Aspose.PDF ShowText operator that implements PDF Tj operator does not support Chinese characters. I am using Windows 10 OS and Aspose.PDF for .NET 21.10.1 (latest at the time of writing), and the problem exists in this version, still. Here is my code snippet:
using Aspose.Pdf;
using Aspose.Pdf.Text;
namespace ConsoleApp
{
class Program
{
static void Main(string[] args)
{
var document = new Document();
var page = document.Pages.Add();
string fontResName;
{
Font font = FontRepository.FindFont("Arial");
font.IsEmbedded = false;
page.Resources.GetFonts(true).Add(font, out fontResName);
}
{
Font font = page.Resources.Fonts[1];
var fontSize = 9.0;
var line = "CJK Unified Ideographs from BMP (wiki): 一 丁 丂 七 丄 丅 丆 万 丈 三 上 下 丌 不 与 丏";
page.Contents.Add(new Aspose.Pdf.Operators.GSave());
page.Contents.Add(new Aspose.Pdf.Operators.BT());
page.Contents.Add(new Aspose.Pdf.Operators.SelectFont(fontResName, fontSize));
page.Contents.Add(new Aspose.Pdf.Operators.MoveTextPosition(120.0, 750.0));
page.Contents.Add(new Aspose.Pdf.Operators.ShowText(line, font));
page.Contents.Add(new Aspose.Pdf.Operators.ET());
page.Contents.Add(new Aspose.Pdf.Operators.GRestore());
}
document.Save("test_chinese_characters.pdf");
}
}
}
I am using Arial font installed in my system, and word processors in my system are capable of displaying the problematic characters with no issue, i.e. it is unlikely to be a font issue.
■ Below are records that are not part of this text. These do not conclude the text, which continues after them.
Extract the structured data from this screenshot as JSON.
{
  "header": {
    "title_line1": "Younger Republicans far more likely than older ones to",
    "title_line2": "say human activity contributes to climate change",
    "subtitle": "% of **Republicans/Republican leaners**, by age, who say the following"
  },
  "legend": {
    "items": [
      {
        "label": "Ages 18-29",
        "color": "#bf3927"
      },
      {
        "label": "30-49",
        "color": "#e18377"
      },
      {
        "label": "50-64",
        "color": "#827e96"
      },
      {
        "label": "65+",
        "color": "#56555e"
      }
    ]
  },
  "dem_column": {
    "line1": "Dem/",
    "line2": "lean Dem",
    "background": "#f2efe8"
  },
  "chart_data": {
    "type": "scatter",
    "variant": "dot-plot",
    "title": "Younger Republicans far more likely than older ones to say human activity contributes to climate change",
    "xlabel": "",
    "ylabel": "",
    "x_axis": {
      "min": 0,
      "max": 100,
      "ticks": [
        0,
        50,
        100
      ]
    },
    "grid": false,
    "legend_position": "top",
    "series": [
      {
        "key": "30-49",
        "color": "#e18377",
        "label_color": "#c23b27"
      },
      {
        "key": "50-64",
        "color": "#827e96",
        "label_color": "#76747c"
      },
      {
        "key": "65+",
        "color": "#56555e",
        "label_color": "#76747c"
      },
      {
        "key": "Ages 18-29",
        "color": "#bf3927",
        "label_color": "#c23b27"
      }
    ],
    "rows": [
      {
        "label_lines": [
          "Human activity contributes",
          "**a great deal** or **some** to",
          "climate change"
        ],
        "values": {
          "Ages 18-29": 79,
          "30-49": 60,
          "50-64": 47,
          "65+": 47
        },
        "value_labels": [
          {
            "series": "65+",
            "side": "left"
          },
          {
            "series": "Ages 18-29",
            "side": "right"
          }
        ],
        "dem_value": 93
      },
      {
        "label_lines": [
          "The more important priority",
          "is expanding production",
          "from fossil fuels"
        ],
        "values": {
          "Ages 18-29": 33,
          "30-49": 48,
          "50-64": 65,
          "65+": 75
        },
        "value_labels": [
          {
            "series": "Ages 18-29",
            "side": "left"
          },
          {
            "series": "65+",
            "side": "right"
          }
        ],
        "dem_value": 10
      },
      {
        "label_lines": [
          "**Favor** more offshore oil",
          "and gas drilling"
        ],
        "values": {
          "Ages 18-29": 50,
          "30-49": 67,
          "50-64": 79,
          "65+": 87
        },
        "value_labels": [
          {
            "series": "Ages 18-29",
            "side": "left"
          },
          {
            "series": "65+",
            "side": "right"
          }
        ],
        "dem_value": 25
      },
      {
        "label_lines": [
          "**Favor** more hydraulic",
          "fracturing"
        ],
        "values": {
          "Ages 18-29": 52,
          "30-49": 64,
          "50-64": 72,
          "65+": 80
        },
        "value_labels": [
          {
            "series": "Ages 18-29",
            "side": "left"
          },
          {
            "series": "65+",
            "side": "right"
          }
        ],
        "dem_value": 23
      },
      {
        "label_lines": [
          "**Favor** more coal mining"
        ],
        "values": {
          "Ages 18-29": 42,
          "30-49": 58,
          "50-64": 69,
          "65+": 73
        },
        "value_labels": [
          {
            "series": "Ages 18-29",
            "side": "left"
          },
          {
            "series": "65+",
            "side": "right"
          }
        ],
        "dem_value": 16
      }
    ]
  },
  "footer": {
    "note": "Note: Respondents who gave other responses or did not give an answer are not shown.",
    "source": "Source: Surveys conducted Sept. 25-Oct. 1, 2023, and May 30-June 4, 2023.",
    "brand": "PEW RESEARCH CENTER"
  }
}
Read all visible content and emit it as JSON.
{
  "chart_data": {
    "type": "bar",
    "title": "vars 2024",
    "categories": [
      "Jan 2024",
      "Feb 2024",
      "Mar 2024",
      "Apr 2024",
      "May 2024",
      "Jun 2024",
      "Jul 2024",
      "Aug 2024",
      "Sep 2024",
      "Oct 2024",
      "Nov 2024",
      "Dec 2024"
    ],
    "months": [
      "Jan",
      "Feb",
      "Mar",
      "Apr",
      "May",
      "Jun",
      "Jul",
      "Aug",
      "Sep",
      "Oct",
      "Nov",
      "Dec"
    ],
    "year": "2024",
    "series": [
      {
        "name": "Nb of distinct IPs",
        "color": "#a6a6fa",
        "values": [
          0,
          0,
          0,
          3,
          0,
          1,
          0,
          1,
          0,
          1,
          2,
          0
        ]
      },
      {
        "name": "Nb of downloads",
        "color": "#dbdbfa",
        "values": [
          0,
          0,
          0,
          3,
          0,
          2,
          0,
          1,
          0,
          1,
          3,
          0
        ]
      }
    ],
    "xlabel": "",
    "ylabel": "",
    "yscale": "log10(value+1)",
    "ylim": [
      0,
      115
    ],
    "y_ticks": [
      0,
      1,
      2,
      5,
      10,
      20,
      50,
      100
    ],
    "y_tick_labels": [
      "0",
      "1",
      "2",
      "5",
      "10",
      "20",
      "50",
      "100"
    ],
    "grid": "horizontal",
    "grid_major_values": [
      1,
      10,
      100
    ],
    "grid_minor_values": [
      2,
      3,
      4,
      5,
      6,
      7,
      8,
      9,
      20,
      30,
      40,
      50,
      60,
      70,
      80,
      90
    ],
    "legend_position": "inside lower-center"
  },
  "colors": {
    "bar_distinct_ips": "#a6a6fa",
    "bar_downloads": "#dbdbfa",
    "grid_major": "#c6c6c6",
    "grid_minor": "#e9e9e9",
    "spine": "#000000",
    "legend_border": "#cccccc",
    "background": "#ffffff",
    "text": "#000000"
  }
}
I tried Courier New and Times New Roman fonts - Aspose.PDF is able to find these fonts and render European languages glyphs with no issue, but Asian characters still do not render, so the issue is with Asian characters.
In addition to Chinese characters, at least the following character sets are also unsupported: hindi letters, Japanese kanji, Japanese hiragana, Japanese katakana, Korean alphabet, Korean hanja, Japanese hiragana from Unicode Basic Multilingual Plane (BMP), CJK Unified Ideographs from BMP.
I am aware that TextFragment class offers a better support for unicode characters, however, due to technicalities of my project I cannot use TextFragment (or TextStamp) to display text, it needs to be PDF Tj operator implemented by ShowText class in Aspose.PDF. This request is specifically about Text property unicode support in ShowText class rather than about text display in general.
Aspose_PDF_Chinese_characters_support.zip (39.4 KB)
In the attachment, please find the following: (a) example C# project/solution using latest Aspose.PDF for .NET reproducing the issue; (b) test_chinese_characters.pdf containing example of broken PDF generated by Aspose.PDF; ( c ) _unicode_characters_test.txt containing extended test suite for unicode characters, of which most of Asian characters fail the test (all characters display correctly in my word processor for Arial, Courier New, and Times New Roman fonts).
What is expected: Chinese and other characters are correctly supported by ShowText operator with no issue.
Can you please help me with this issue?